Hanging noose © ivan kmit - Fotolia.com

In the past six months, theGrio has reported on several stories where a noose was used as a tool to intimidate African-Americans at their place of business, on school campuses and in other public spaces. The noose, a symbol that carries with it decades of terror and intimidation, was used to murder blacks during slavery, Reconstruction and into the era of the Jim Crow south. The resurgence of the hanging rope as way to express one’s racist beliefs is something that one might not have expected in 2012.

Earlier this week, we reported on story in Alabama where a noose was found at Brown’s Ferry Nuclear Plant. This is not the first incident at the Tennessee Valley Authority. The federally owned corporation that operates the Alabama power plant has had similar problems with racial tension at several of their plants.
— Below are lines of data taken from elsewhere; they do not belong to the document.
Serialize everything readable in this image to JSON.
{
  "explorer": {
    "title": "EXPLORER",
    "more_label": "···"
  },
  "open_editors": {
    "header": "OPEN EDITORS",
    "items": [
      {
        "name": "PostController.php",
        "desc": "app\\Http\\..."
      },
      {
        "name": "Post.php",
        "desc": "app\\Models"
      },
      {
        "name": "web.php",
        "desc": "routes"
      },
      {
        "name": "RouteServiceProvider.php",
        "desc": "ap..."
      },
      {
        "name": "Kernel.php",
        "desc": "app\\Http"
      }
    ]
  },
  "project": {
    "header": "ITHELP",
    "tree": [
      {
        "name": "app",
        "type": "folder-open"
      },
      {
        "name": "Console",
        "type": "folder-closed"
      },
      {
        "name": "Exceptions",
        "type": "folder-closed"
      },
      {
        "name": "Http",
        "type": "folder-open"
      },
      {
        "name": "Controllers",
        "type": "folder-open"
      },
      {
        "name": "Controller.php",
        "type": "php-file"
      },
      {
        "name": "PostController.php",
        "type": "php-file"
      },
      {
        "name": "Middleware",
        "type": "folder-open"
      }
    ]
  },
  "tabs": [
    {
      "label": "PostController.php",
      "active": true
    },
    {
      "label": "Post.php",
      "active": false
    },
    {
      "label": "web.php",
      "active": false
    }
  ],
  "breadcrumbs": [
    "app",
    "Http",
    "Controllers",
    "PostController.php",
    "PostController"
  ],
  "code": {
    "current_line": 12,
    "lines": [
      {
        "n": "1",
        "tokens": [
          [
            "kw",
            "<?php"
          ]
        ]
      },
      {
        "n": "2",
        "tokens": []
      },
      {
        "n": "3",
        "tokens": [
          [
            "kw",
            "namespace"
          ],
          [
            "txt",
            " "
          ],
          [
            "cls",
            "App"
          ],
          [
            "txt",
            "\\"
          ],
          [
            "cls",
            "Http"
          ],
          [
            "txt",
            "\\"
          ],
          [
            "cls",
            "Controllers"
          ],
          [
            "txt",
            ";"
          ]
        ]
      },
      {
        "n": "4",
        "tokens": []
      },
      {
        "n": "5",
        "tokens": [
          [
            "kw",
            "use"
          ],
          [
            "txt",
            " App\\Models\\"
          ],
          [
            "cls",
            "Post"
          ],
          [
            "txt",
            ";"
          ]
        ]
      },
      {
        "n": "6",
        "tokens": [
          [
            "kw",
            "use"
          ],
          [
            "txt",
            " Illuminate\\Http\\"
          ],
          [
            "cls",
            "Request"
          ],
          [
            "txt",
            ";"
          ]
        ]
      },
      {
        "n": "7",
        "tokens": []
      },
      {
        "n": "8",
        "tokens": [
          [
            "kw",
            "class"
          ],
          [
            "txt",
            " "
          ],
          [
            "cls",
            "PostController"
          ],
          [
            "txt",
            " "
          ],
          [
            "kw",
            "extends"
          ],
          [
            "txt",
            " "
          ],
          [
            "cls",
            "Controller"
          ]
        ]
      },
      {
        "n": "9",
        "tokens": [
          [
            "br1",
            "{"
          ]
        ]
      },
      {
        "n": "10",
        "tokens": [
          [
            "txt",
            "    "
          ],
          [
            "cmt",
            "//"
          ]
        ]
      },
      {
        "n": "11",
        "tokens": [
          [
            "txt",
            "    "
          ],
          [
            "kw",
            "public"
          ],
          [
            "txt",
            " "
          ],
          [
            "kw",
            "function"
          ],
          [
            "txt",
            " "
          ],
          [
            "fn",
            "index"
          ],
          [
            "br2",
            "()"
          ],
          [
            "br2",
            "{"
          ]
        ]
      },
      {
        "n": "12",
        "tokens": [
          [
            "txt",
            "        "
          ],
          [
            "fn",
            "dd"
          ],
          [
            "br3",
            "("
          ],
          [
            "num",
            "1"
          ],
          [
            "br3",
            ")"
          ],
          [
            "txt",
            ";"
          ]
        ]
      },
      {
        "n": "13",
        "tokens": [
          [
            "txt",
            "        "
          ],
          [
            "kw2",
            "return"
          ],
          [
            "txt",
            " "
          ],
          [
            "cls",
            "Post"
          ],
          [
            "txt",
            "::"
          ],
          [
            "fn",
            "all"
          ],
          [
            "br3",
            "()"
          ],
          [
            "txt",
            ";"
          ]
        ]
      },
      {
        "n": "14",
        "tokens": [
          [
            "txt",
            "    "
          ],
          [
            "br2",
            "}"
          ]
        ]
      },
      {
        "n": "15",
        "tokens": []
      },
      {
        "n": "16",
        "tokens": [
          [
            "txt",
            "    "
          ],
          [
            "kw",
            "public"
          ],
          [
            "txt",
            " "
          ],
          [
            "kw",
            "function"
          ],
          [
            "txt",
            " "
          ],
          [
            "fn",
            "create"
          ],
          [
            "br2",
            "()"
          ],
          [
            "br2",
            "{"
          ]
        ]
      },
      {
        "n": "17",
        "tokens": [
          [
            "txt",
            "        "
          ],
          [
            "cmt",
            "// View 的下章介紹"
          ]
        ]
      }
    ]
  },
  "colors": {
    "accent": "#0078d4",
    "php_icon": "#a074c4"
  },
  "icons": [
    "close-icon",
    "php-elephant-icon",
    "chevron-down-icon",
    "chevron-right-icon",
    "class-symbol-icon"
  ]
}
The company has reported four other incidents where a noose was found hanging near or at a TVA facility.

Another act of workplace intimidation involving a noose occurred at a Turbo Machinery plant in New Jersey, where a group of African-American employees are suing the company after a noose was found hanging from a curtain rod in the employee locker room.

Last November, in Salem, Virginia a contract employee at the Department of Transportation walked into his supervisor’s office to find a noose hanging behind his supervisor’s desk. The man said he felt threatened by it. He asked why the noose was hanging there in plain sight and wasn’t given a reasonable explanation. Just a few weeks later he saw another noose hanging on the wall in a second supervisor’s office. At that point, Smith decided to let end his contract with VDOT.

In January of this year we reported on a story in New York City where a Parks and Recreation employee was arrested for hanging a black baby doll from a chain fashioned into a noose.

The reappearance of the noose as a symbol tool express racial discord is disturbing, to say the least. The social and cultural changes that have taken place in the U.S. in the past few years seem to have rekindled the desire for some to express their self-appointed supremacy and degrade people of color by hanging a noose in a public space or in the work place.

These days, expressing supremacy through fear, intimidation and threats do little more than lead to a multitude of lawsuits. The quick response by companies where this behavior has occurred clearly shows that these tactics are less intimidating than they were in the past, and can often be more damaging for the perpetrators.